Başkentte sivil toplum kuruluşları (STK) öncülüğünde yaklaşık 500 araçtan oluşan ” Kudüs’e Takviye Konvoyu”na katılanlar, İsrail’in Mescid-i Aksa başta olmak üzere Filistin topraklarındaki ataklarını protesto etti.
Ülke genelinde saat 22.00’de Anadolu Gençlik Derneği (AGD) tertibinde gerçekleştirilen harekete Ankara’dan da ağır iştirak oldu.
Çeşitli STK’lerin dayanağıyla oluşturulan konvoya yaklaşık 500 araçla katılanlar, Samsun yolundaki Gençlik ve Spor Bakanlığının önünde bir ortaya geldi.
Konvoy, Altındağ ilçesinde bulunan Melike Hatun Mescidi’nde son buldu.
Burada küme ismine açıklama yapan Anadolu Gençlik Derneği, Ulusal Gençlik Vakfı (MGV) Ankara Şube Lideri Mustafa Koyuncu, her ramazanda olduğu üzere Kudüs’te Mescid-i Aksa’ya ve ibadet edenlere yönelik akının herkesi harekete geçirdiğini söyledi.
Müslümanların izzetinin, namusunun ve özgürlüğünün işgal altında olduğunu söz eden Koyuncu, Mescid-i Aksa’nın, etrafı mübarek kılınan kutlu bir yer olduğunu lisana getirdi.
Mescid-i Aksa’nın ümmetin göz bebeği olduğunu belirten Koyuncu, “İlk kıblegahımız Mescid-i Aksa, memleketler arası toplulukta meşruiyeti olan ve devlet olarak tanınan ama gerçekte bir terör örgütü olan İsrail’in taarruzlarıyla, entrikalarıyla işgal altındadır.” dedi.

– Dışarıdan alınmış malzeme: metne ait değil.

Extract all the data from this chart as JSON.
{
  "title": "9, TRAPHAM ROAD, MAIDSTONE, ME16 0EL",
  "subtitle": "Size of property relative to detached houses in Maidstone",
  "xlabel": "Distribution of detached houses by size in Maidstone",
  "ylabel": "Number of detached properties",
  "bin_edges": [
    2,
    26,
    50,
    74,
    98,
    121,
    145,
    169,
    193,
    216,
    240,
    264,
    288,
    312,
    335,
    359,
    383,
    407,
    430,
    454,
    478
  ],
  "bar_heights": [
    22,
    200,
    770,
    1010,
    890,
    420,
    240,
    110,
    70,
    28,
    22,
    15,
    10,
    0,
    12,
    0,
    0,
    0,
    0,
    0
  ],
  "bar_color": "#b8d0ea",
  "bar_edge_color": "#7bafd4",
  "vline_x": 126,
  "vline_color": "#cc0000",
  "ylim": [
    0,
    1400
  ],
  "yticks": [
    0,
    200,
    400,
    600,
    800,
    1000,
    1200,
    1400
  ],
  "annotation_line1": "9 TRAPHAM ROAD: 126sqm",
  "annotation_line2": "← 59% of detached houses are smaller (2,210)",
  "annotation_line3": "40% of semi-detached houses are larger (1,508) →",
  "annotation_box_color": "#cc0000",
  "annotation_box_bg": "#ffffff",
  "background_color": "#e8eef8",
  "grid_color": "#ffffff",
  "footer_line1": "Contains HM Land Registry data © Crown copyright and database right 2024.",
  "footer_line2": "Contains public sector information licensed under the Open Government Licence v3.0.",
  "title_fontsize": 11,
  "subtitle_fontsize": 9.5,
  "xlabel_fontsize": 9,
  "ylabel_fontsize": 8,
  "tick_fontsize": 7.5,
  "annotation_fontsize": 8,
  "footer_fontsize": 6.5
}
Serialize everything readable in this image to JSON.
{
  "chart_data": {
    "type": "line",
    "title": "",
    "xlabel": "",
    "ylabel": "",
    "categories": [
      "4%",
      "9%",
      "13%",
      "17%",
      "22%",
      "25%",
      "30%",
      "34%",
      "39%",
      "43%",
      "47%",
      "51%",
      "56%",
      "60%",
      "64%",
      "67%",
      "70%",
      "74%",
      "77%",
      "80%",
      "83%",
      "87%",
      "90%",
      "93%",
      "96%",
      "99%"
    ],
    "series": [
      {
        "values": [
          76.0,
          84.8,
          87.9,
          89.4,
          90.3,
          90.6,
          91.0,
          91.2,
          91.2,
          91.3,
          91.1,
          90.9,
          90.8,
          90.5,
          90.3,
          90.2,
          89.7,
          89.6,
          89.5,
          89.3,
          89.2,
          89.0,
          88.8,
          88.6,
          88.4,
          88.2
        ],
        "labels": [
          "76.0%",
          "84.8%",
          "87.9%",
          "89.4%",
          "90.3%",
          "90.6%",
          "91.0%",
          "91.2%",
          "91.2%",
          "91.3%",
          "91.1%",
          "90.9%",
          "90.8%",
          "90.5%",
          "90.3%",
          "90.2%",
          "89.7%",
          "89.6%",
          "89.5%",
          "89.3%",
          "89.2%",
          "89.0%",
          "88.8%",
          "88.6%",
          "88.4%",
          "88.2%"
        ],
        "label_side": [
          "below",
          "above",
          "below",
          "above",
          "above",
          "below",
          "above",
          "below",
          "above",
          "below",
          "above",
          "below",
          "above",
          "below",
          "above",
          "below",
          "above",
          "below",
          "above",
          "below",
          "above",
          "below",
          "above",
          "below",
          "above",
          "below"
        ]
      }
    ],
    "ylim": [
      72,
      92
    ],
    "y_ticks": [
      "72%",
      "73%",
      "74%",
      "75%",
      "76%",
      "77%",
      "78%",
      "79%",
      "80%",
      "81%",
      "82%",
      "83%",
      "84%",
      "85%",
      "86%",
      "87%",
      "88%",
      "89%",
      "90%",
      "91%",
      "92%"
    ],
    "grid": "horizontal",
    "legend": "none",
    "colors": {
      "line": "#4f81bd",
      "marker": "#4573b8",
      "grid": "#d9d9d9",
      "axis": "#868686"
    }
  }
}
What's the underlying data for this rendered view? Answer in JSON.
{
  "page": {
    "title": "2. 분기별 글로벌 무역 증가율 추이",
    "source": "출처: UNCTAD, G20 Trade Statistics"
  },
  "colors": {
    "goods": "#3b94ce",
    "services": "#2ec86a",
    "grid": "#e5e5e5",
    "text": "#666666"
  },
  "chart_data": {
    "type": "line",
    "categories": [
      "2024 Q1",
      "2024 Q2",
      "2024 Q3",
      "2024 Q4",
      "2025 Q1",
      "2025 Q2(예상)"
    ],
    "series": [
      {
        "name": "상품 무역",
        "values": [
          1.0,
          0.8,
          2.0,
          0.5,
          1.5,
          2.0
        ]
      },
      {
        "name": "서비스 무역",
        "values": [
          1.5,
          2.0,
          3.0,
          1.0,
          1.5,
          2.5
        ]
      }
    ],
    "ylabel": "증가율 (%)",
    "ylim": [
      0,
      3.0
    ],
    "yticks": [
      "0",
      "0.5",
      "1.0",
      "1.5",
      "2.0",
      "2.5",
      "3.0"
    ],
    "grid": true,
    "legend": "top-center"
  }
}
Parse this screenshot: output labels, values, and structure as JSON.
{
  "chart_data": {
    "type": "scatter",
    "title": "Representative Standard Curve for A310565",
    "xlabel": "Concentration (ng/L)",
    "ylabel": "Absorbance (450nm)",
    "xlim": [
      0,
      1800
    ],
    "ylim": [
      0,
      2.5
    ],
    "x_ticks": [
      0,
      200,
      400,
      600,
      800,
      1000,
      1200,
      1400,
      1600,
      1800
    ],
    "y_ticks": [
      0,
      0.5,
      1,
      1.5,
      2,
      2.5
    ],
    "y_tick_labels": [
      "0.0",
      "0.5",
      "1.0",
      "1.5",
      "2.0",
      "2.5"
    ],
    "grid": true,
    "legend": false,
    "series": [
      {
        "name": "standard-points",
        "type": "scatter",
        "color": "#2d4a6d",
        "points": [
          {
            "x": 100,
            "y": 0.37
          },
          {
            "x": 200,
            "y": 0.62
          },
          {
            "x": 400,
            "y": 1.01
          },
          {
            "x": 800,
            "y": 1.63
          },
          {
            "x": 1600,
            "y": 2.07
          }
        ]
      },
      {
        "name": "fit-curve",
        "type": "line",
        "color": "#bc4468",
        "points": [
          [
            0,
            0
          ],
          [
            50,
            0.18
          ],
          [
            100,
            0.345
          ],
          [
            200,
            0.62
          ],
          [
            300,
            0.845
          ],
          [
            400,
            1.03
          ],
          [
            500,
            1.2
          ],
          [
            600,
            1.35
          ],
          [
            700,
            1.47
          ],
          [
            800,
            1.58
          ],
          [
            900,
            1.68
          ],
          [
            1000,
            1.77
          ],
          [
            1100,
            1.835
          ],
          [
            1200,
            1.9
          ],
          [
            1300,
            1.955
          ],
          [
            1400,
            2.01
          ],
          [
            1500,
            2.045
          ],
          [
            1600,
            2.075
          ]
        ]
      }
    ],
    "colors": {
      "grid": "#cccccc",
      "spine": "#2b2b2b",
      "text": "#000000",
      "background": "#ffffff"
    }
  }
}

İslam coğrafyasının tam kalbine bir hançer üzere saplanan İsrail’in bölgede yaşanan kaosun, terör olaylarının, iç savaşların ve işgallerin yegane sebebi olduğunu söyleyen Koyuncu, şunları kaydetti:
“Siyonizmin her türlü fesadı yeryüzüne yayabiliyor oluşu onların gücünden değil Müslümanların parçalanmışlığından kaynaklanmaktadır. Terör örgütü İsrail’in Kudüs’ten ve işgal ettiği topraklardan sökülüp atılacağı günler çok yakındır lakin bize düşen daha somut adımlar atmaktır. İbadet ederken terörist İsrail’in askerleri tarafından silah darbeleriyle zulme uğrayan Müslüman kardeşini gördüğü halde harekete geçmeyen, Mescid-i Aksa’ya postallarıyla girip mahremimizi çiğneyen İsrail teröristlerini görüp de öfke duymayan, başörtüsü çekilerek, mescitten sürüklenerek çıkartılan Müslüman kardeşimizin çığlıklarını duyduğu halde tüm Müslüman ülkeleri vazifeye çağırmayan bir insan, imanını ve vicdanını sorgulamalıdır.”